Бутылка. Книга для тех, кто любит выпить (Гайнанова) - страница 62

Внутри меня загорелась лампочка «опасность», где-то между лопаток, она больно жгла изнутри. И мне хотелось скорее вернуться в свое кресло и выйти из зоны, где рядом находился пьяный мужчина.

Я думала о той тучной женщине с мешками заплаканных глаз. Я думала, что вернусь в уютное кресло и скоро забуду про этот случай, но ей придется терпеть его весь полет. Карина рассказывала мне об этом чувстве, когда ты сидишь словно на иголках и ждешь, с какой стороны тебя проткнет. Ты беспокоишься, как бы он не причинил кому-то неудобств, с одной стороны, но еще больше ты беспокоишься о том, чтобы он тебя не тронул. Как Карина когда-то беспокоилась, чтобы мама не тронула папу.

Карина

Родители никогда не запрещали мне пить. Лет с двенадцати я могла сидеть с мамой в баре и смаковать «Бейлис» из низкого широкого стакана с тремя кубиками льда. Мне нравился его сладкий вкус, ощущение взрослой жизни. «Пусть лучше ребенок знает вкус алкоголя и пробует хороший, чем будет скрываться по подворотням», – говорила мама.
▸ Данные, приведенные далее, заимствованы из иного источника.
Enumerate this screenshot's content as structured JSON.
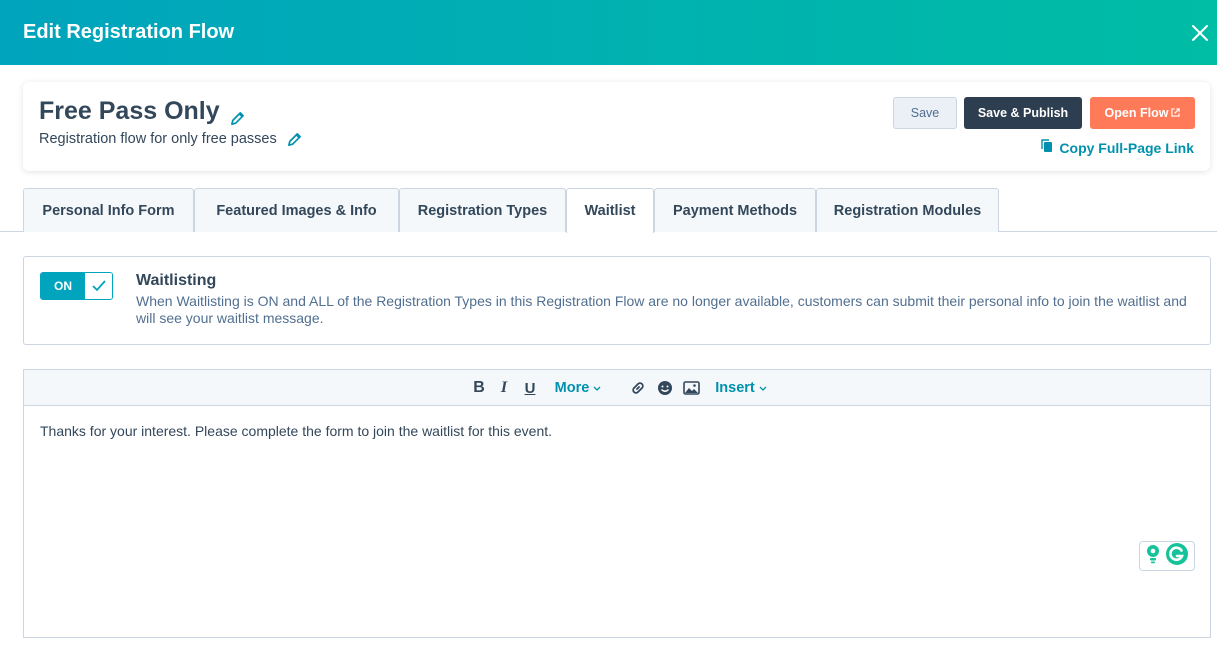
{
  "header": {
    "title": "Edit Registration Flow"
  },
  "flow": {
    "name": "Free Pass Only",
    "description": "Registration flow for only free passes"
  },
  "actions": {
    "save": "Save",
    "save_publish": "Save & Publish",
    "open_flow": "Open Flow",
    "copy_link": "Copy Full-Page Link"
  },
  "tabs": [
    {
      "label": "Personal Info Form"
    },
    {
      "label": "Featured Images & Info"
    },
    {
      "label": "Registration Types"
    },
    {
      "label": "Waitlist",
      "active": true
    },
    {
      "label": "Payment Methods"
    },
    {
      "label": "Registration Modules"
    }
  ],
  "waitlist": {
    "toggle_label": "ON",
    "title": "Waitlisting",
    "description": "When Waitlisting is ON and ALL of the Registration Types in this Registration Flow are no longer available, customers can submit their personal info to join the waitlist and will see your waitlist message."
  },
  "editor": {
    "toolbar": {
      "more": "More",
      "insert": "Insert"
    },
    "content": "Thanks for your interest. Please complete the form to join the waitlist for this event."
  },
  "colors": {
    "header_gradient_start": "#00a4bd",
    "header_gradient_end": "#00bda5",
    "primary_dark": "#2d3e50",
    "accent_orange": "#ff7a59",
    "link_teal": "#0091ae"
  }
}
Я с улыбкой вспоминаю шутку: «Пусть лучше ребенок знает удар ножа и попробует хороший, чем его пырнут в подворотне».

Пью ли я, потому что пила она?

Я думаю о подругах, которые при мне перебирали. У одной, если папа и пил вино, наливал себе в стакан из-под чая. У другой родители не пили (от слова совсем), а третья всю жизнь убирала за отцом-алкашом. Никакой корреляции.

Я думаю о маме и об ответственности за свою жизнь. Я не она. Я существую, а она спит в могиле, хотя ее работы и смотрят на меня со стен гостиной и спальни.

Я подошла к ее автопортрету и пять минут просто стояла и смотрела. Потом аккуратно сняла, завернула в ткань и сложила в кладовке. Я знала, что Сережу это возмутит, но с художниками так просто договориться: нужно только сказать, что его последняя картина мне понравилась больше и я освободила место под его работу.

Когда я одну за одной снимала и складывала ее картины, мне показалось, что мама опять меня не одобряет, что я ее предаю, и пока в голове невидимый человечек шептал, что это глупо, другой человечек, из сердца, настаивал, что, однако, может, это и глупо, но как уж есть.

Я хочу научиться отделять ее от себя, хочу избавиться от ее влияния, избавиться от привычки мерить собственные действия тем, понравилось бы это ей или нет. Я взяла в руки воображаемый скребок, чтобы отодрать эти гипсовые наросты и найти там себя, пусть и не самую талантливую, но себя.

Я села за стол, взяла в руки карандаш и стала делать набросок. Я не планировала, кого буду рисовать, но поняла, что рисую портрет женщины, портрет мамы. Я остановилась, выбросила рисунок и начала рисовать снова.